• Pour la première fois depuis 2019, le Canada a atteint un pic plus granulaire dans la santé financière des ménages, avec la publication de l’Enquête sur la sécurité financière 2023. Cette enquête corrobore nos précédents efforts dans le montage de cette vue d’ensemble en faisant appel à des données plus ponctuellement pertinentes, mais agrégées.
  • Cette vue d’ensemble est remarquable. La valeur nette médiane de tous les ménages a bondi du tiers (pour atteindre 520 000 $) en 2023 par rapport à ce qu’elle était avant la pandémie (corrigée de l’inflation). Le rythme annuel calculé de l’accumulation de la richesse, soit 8 %, représente deux fois la moyenne des deux décennies précédentes. En outre, les données de l’enquête tiendraient déjà compte des corrections des prix des logements, qui sont intervenues essentiellement en 2022.
  • Les ménages plus jeunes (de moins de 35 ans) ont quasiment triplé leur valeur nette médiane depuis la dernière mesure de cette valeur en 2019 — et il s’agit de la première amélioration importante depuis le point initial d’observation au début du siècle (graphique 1).
  • Plus généralement, les gains de la richesse ont été particulièrement vigoureux parmi les ménages traditionnellement moins riches : il s’agit des ménages plus jeunes, des familles non économiques, ainsi que des autres groupes sociodémographiques plus vulnérables, dont les taux annuels de croissance se situent dans les deux chiffres.
  • L’immobilier continue de dominer les bilans des ménages — et on peut débattre de sa part « vigoureuse » —; or, on relève des signes rassurants, qui répriment discrètement un discours de disparités croissantes.
  • Une part croissante des ménages de moins de 35 ans ont une participation dans les marchés du logement, grâce à une hausse de presque 9 points de pourcentage de la propriété primaire — à plus de 44 % — en 2023 par rapport à 2019 (graphique 2). (Ce qui veut dire qu’il pourrait encore y avoir 56 % des ménages plus jeunes à même de penser que l’accession à la propriété est hors de leur portée.)
  • Pourtant, l’édifice commence à se lézarder. Les régimes de retraite privés ont essentiellement plafonné pour la première fois dans les annales, en raison d’une forte contraction des régimes de retraite financés par les employés, masqués par des gains par ailleurs exceptionnels dans les actifs financiers. Les locataires permanents continuent aussi d’être aux prises avec des vulnérabilités qui s’aggravent (même si l’agence statistique fait observer qu’un plus grand nombre de jeunes ménages cumulent de la richesse en plus de la propriété de leur logement).
  • L’humeur reste morose, et ces points de données ne vont pas faire basculer l’équilibre des forces.
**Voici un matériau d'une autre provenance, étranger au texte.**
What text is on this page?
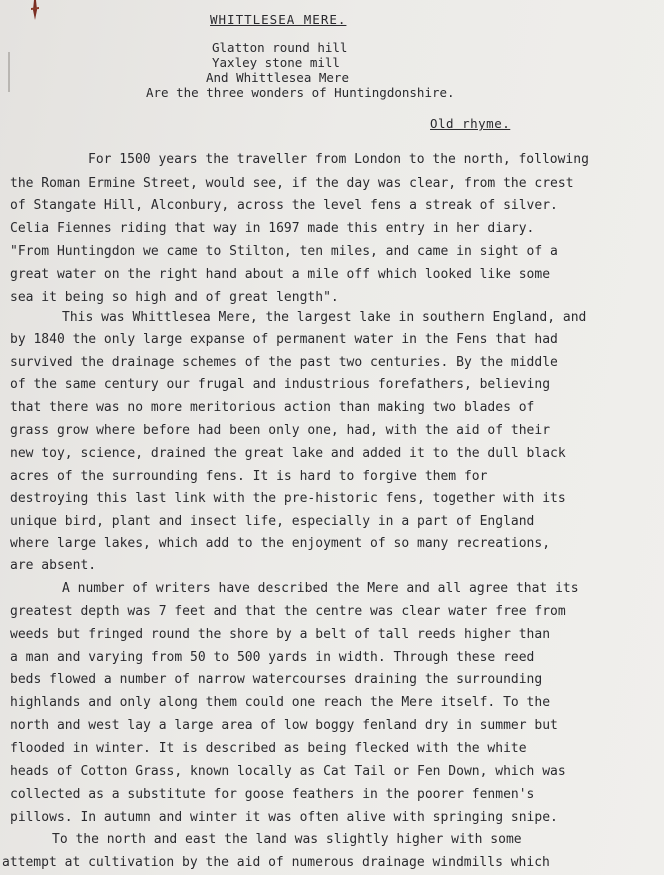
WHITTLESEA MERE.
Glatton round hill
Yaxley stone mill
And Whittlesea Mere
Are the three wonders of Huntingdonshire.
Old rhyme.
For 1500 years the traveller from London to the north, following
the Roman Ermine Street, would see, if the day was clear, from the crest
of Stangate Hill, Alconbury, across the level fens a streak of silver.
Celia Fiennes riding that way in 1697 made this entry in her diary.
"From Huntingdon we came to Stilton, ten miles, and came in sight of a
great water on the right hand about a mile off which looked like some
sea it being so high and of great length".
This was Whittlesea Mere, the largest lake in southern England, and
by 1840 the only large expanse of permanent water in the Fens that had
survived the drainage schemes of the past two centuries. By the middle
of the same century our frugal and industrious forefathers, believing
that there was no more meritorious action than making two blades of
grass grow where before had been only one, had, with the aid of their
new toy, science, drained the great lake and added it to the dull black
acres of the surrounding fens. It is hard to forgive them for
destroying this last link with the pre-historic fens, together with its
unique bird, plant and insect life, especially in a part of England
where large lakes, which add to the enjoyment of so many recreations,
are absent.
A number of writers have described the Mere and all agree that its
greatest depth was 7 feet and that the centre was clear water free from
weeds but fringed round the shore by a belt of tall reeds higher than
a man and varying from 50 to 500 yards in width. Through these reed
beds flowed a number of narrow watercourses draining the surrounding
highlands and only along them could one reach the Mere itself. To the
north and west lay a large area of low boggy fenland dry in summer but
flooded in winter. It is described as being flecked with the white
heads of Cotton Grass, known locally as Cat Tail or Fen Down, which was
collected as a substitute for goose feathers in the poorer fenmen's
pillows. In autumn and winter it was often alive with springing snipe.
To the north and east the land was slightly higher with some
attempt at cultivation by the aid of numerous drainage windmills which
Ils ne sont pas non plus susceptibles de se répéter compte tenu des facteurs exceptionnels liés à la pandémie, qui sous‑tendent les gains généralisés.
  • Les décideurs devraient redoubler d’efforts dans la réparation des fissures — et non dans le plâtrage des murs — en renforçant les facteurs fondationnels de la création d’une richesse durable.
Graphique 1 : Marée montante; Graphique 2 : La valeur nette des logements pour les jeunes ménages

LA DÉCRUE

L’humeur reste maussade. Si les récents événements géopolitiques ont pu assombrir encore davantage le doute sur la résilience et sur les rebonds à venir, on relève toujours un contraste entre les macrodonnées factuelles et l’humeur qui règne au Canada (et ailleurs). Au début de l’année, nous avons tenté de démonter cette déconnexion apparente en faisant appel aux seules données disponibles à l’époque dans les comptes nationaux, en tenant compte des limitations lorsqu’il s’agissait de tirer des conclusions désagrégées.1

Dans l’article Contrer les prophètes de malheur nous avons remis en question certains discours courants. Dans ce premier article, on a constaté que la plupart des ménages canadiens se tiraient mieux d’affaire selon un ensemble d’indicateurs, soit aussi bien la valeur nette que le revenu réel disponible, par rapport à leur situation avant la pandémie, même si ces baromètres ont fléchi en raison des taux d’intérêt élevés. Nous nous sommes penchés sur une série d’explications possibles pour cette déconnexion dans l’ensemble des domaines de l’économie, de la démographie, de la psychologie et de la politique. Cette analyse a permis de cocher « toutes les cases », en se soldant par un dernier avertissement sur le caractère autoréalisateur de la conjoncture.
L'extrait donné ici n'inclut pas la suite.